Sie zuckte die Achseln.
»Sie haben einen Mann hier innerhalb der Mauern, Bettine... verstehst du, was ich sagen will?«

»Nein, tue ich nicht.«
»Ich konnte nicht vorher kommen; es war immer noch dein Augenblick – diese letzten Tage. Niemand von uns konnte sich einmischen. Es wäre nicht richtig gewesen. Aber ich verschiebe die Linie etwas – nur ein wenig. Das mache ich immer. Verstehst du mich jetzt, Bettine?«

»Werde ich sterben?«
»Er ist unterwegs. Er gehört zu den Revolutionären – nicht zu den Loyalisten. Die Revolution braucht einen Märtyrer. Und sie haben Angst, du könntest hinauskommen. Sie können nicht zulassen, daß ihnen irgendein Mob die eigene Bewegung aus den Händen nimmt. Du wirst sterben, ja. Und sie werden behaupten, die Soldaten hätten dich getötet, um eine Rettung zu verhindern. Wie es auch ausgeht, sie gewinnen.«

Sie blickte zur Tür und biß sich auf die Lippen. Sie hörte, wie eine Tür aufging und Schritte heraufkamen. Ein kurzes Handgemenge.

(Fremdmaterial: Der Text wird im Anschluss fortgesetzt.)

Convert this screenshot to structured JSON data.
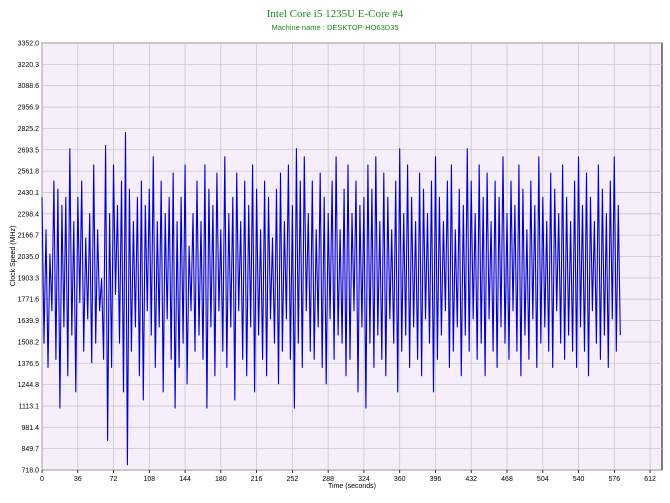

»Ich bin hier«, sagte Marc.
»Mußt du nicht wieder weggehen? Ist das nicht...

etwas, was ich selbst tun muß?«
»Nur wenn du willst.«

Die innere Tür ging auf. Ein Mann mit wildem Blick stand dort. Er hatte eine Pistole und feuerte mitten in ihr Gesicht. Es tat weh. Es schien zu rasch zu kommen, zur falschen Zeit; sie war nicht bereit, hatte noch nicht alles gesagt, was sie sagen wollte.

»Es gibt noch vieles, was ich tun wollte«, beschwerte sie sich.

»Das gibt es immer.«

Sie hatte nicht gewußt, daß Marc noch da war; dieser Ort war unbestimmt und seltsam.

»Ist es vorbei? Marc, ich war noch nicht fertig. Ich hatte gerade erst angefangen, mir über die Dinge klarzuwerden.«

Er lachte und streckte die Hand aus. »Dann bist du den meisten voraus.«

Er war für sie klar und deutlich zu sehen; es war die Welt, die verschwommen war. Sie blickte sich um. Stimmen waren zu hören, das geschäftige Murmeln angehäufter Zeitalter, eine Zeit von solchem Gewicht, daß die Welt es kaum tragen konnte.

»Ich hätte es besser machen können.«

Die Hand blieb ausgestreckt, als sei die Geste von Bedeutung. Sie streckte die eigene aus, und seine war warm.

»Bis die Sonne stirbt«, sagte er. »Was dann?« Es war die erste Frage. Er sagte es ihr.